The book does get a bit weird at times, like when he explains how he feared for his life (is he imagining things? or is he underplaying the threat of some desperate people? He also mentions how he’s a germophobe who wiped down his keyboard with rubbing alcohol the day he left his job at an investment fund. Well, that was just a bit too much information.

Markopolos peppers his book with jokes, including the very apt one about life in investment banking which talks about the hunters who encounter a bear: one of them starts to run, knowing that he doesn’t need to outrun the bear – he just needs to outrun his companion. But some of his jokes begin to get tired after a while, and one page after he tells the bear joke he’s already telling the one about the guy (in this case a SEC investigator) who can only count to 21 if he takes his pants off.
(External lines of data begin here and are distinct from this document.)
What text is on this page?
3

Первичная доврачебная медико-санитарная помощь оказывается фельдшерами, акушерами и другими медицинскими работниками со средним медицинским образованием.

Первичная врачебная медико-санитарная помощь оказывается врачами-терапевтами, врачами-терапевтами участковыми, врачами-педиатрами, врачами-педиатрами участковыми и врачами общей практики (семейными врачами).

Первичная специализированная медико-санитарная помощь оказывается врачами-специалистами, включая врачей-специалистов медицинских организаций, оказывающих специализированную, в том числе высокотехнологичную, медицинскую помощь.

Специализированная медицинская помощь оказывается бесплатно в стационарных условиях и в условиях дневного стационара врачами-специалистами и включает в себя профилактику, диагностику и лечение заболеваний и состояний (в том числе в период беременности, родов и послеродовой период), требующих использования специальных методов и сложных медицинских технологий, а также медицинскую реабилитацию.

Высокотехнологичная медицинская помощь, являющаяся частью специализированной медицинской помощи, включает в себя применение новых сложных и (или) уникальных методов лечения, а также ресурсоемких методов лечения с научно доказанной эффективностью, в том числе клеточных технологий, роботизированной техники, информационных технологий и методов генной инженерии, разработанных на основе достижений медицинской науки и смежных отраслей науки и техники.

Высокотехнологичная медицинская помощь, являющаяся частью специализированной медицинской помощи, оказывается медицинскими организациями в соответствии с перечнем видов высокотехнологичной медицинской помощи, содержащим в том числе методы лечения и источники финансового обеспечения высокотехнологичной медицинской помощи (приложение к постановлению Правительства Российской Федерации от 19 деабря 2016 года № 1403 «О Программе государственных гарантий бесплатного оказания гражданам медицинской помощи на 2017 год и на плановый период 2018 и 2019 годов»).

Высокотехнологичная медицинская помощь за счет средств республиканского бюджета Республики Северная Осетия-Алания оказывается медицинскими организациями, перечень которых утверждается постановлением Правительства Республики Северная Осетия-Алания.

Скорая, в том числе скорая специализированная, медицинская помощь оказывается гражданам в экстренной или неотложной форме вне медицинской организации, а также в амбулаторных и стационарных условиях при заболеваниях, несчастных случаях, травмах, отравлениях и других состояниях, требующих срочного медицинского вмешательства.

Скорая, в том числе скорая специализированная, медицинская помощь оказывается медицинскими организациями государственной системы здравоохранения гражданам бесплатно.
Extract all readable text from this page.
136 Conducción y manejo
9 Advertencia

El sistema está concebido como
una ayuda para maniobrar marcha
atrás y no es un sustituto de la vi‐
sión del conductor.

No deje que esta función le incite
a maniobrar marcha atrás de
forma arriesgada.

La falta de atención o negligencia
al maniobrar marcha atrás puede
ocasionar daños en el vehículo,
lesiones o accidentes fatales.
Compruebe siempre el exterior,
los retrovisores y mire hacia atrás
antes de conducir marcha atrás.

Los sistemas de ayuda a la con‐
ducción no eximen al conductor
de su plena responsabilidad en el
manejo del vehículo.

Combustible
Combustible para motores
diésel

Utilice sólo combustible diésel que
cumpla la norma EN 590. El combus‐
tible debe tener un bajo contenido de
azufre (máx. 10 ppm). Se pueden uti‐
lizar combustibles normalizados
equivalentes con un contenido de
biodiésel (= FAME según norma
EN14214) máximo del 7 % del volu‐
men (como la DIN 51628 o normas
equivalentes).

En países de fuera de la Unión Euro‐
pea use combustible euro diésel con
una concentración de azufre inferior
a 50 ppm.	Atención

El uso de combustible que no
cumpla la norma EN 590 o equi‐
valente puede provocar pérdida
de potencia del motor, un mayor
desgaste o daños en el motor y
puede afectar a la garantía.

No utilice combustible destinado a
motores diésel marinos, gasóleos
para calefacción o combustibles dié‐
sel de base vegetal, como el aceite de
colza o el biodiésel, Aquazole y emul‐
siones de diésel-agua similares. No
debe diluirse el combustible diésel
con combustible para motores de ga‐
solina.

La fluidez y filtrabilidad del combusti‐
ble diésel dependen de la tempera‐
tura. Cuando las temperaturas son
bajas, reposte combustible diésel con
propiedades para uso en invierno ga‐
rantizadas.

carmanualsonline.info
Jokes at the SEC’s expense fly fast and furious, and after a while we get a torrent of them “they couldn’t even catch a cold in the winter”, “they couldn’t spot the ocean from the shore”, “they couldn’t find the haystack that surrounds the needle that’s in the haystack”, etc.

One of the stranger anecdotes happens in a meeting with an SEC examiner, who broke down sobbing when she realised that heeding Markopolos’ earliest reports to the SEC could have stopped Madoff when his fund was only at $3 billion.

Markopolos ends his book with an epilogue that goes through fifteen wicked steps needed in order to turn the SEC into an effective regulator, the eleventh of which is to encourage whistleblowers, which he calculates to be 13 times more effective than regular SEC examiners. Of course, there’s some self interest here, as Markopolos is now a committed full-time professional whistleblower himself.

Markopolos takes apart the dysfunctional regulatory system in the US, which includes five separate units, each with their own politics, priorities, databases and information silos, where underpaid staff are easily hoodwinked by well-paid individuals who have been trained in diversion tactics and are usually much smarter than them who work at institutions that have been branded as too big to fail. Markopolos illustrates this with the point that “if the SEC can’t coordinate two examinations within its own agency, there is little reason to believe that five separate agencies can successfully coordinate their examinations.”

By the end he is scathing in his criticism of the SEC, and by now the book is barely about Madoff at all. That was all just a ruse, the book has graduated to bring about a much bigger message, which is about bringing to justice the people who shelter the bad people and allow them to steal the money from innocent people like you and me. And now we do see the SEC trying to do something, by taking on one of the biggest names of them all – Goldman Sachs. Of course, it may be too little too late, but it does show a regulator finally beginning to take its job seriously, now that it has a president behind it. But how long will that atmosphere last?